# Carp Spawn



## squalsqualbang

AWSOME!!!!!!!!  Theres a bowfihing forum. I have got to learn about carp spawning. If you guys know anything please reply.

As always thanx for any help.


----------



## Duckslayer100

Where you located? It depends mostly on the temperature of the water. Once the water hits about 60 degrees, the carp will start rolling. Look for them in shallow water especially around weedy areas. Back home the carp will roll and all hell breaks loose in the real thick milfoil. I foud its best to get in the middle of them and just wait. It takes a bit of patience, but sooner or later they'll get so wrapped up in makin babies they'll roll right into you. Generally there will be one fat sow with a half dozen or so smaller males around her. Its very easy to double and triple on these shots if they get close. Spawn can be some of the most exciting and frustrating shoots you will have. It is tempting to go to where you see them rolling, but stay put, They move around so much its almost impossible to catch up to them. Besides, its the best way to put a dent in the population (though bowfishing alone hardly does this at all) In any case, its hella fun! Good shooting! :sniper:


----------



## 3006SHOOTER

Wow!  Cant wait for that to happen here.


----------



## R Buker

I've been keeping my eye on the carp in a couple of different lakes here. It's looking good. If the weather holds on Tuesday, I'll be out sticking a few carp! Can't wait...


----------



## Duckslayer100

It has been one of the warmest springs on record so far. I was up north of Ardoch at the spillway and saw a ton of carp, but the water was moving so fast it was hard to see them. I'm thinking if they're already moving in the rivers its only a matter of time -- and a few more 70 degree days -- before they start doing the aquatic horizontal tango :lol:


----------



## bryan86

hey guys i just started shooting carp with my bow i got a 15 pounder today and my buddy told me i was going to miss the first shoot the first one ever hit the head but we dont reel them in we drop the bow and catch them ant tips when carp stop spawnning


----------



## the professor

bryan86 said:


> hey guys i just started shooting carp with my bow i got a 15 pounder today and my buddy told me i was going to miss the first shoot the first one ever hit the head but we dont reel them in we drop the bow and catch them ant tips when carp stop spawnning


1st tip: spelling and punctuation help us better read your post. 

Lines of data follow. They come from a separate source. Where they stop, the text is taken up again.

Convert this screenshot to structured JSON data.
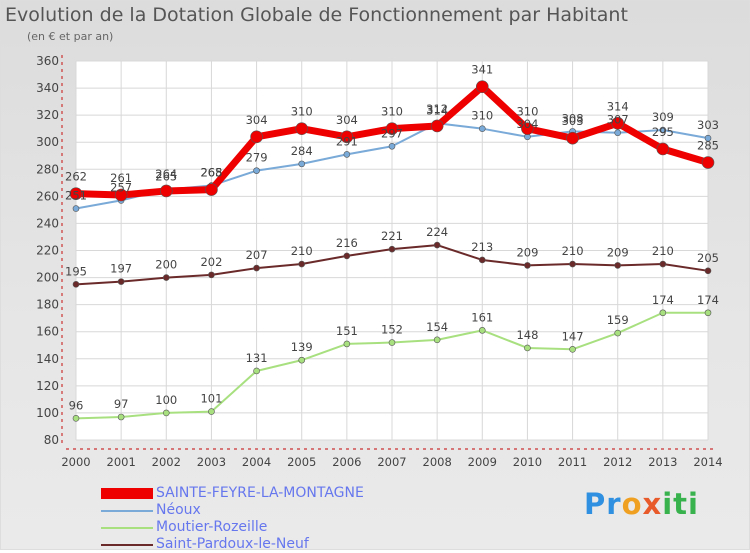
{
  "chart_data": {
    "type": "line",
    "title": "Evolution de la Dotation Globale de Fonctionnement par Habitant",
    "subtitle": "(en € et par an)",
    "xlabel": "",
    "ylabel": "",
    "categories": [
      "2000",
      "2001",
      "2002",
      "2003",
      "2004",
      "2005",
      "2006",
      "2007",
      "2008",
      "2009",
      "2010",
      "2011",
      "2012",
      "2013",
      "2014"
    ],
    "yticks": [
      "80",
      "100",
      "120",
      "140",
      "160",
      "180",
      "200",
      "220",
      "240",
      "260",
      "280",
      "300",
      "320",
      "340",
      "360"
    ],
    "ylim": [
      80,
      360
    ],
    "grid": true,
    "legend_position": "bottom-left",
    "series": [
      {
        "name": "Saint-Pardoux-le-Neuf",
        "color": "#6b2a2a",
        "values": [
          195,
          197,
          200,
          202,
          207,
          210,
          216,
          221,
          224,
          213,
          209,
          210,
          209,
          210,
          205
        ]
      },
      {
        "name": "Moutier-Rozeille",
        "color": "#a8e080",
        "values": [
          96,
          97,
          100,
          101,
          131,
          139,
          151,
          152,
          154,
          161,
          148,
          147,
          159,
          174,
          174
        ]
      },
      {
        "name": "Néoux",
        "color": "#7aaad8",
        "values": [
          251,
          257,
          265,
          268,
          279,
          284,
          291,
          297,
          314,
          310,
          304,
          308,
          307,
          309,
          303
        ]
      },
      {
        "name": "SAINTE-FEYRE-LA-MONTAGNE",
        "color": "#ee0000",
        "values": [
          262,
          261,
          264,
          265,
          304,
          310,
          304,
          310,
          312,
          341,
          310,
          303,
          314,
          295,
          285
        ]
      }
    ],
    "legend": [
      "SAINTE-FEYRE-LA-MONTAGNE",
      "Néoux",
      "Moutier-Rozeille",
      "Saint-Pardoux-le-Neuf"
    ]
  },
  "brand": {
    "parts": [
      "Pr",
      "o",
      "x",
      "iti"
    ]
  }
}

while it does get tougher to find big numbers of fish post spawn, theres still great shooting to be had. if your state allows it, night shooting can be an absolute blast this time of year.


----------



## Jmnhunter

his spelling is not that bad


> The
> phaonmneal pweor of the hmuan mnid Aoccdrnig to rscheearch at
> Cmabrigde Uinervtisy, it deosn't mttaer in waht oredr the
> ltteers in a wrod are, the olny iprmoatnt tihng is taht the
> first and last ltteer be in the rghit pclae.


 :lol:

They have spawned out around here on the lakes north of Bismarck about 2 weeks, have not been to the river lately for bowfishing as there were alot of dinks. But when we were there last weekend, if we found 1 there was usually alot more near it.. :beer:


----------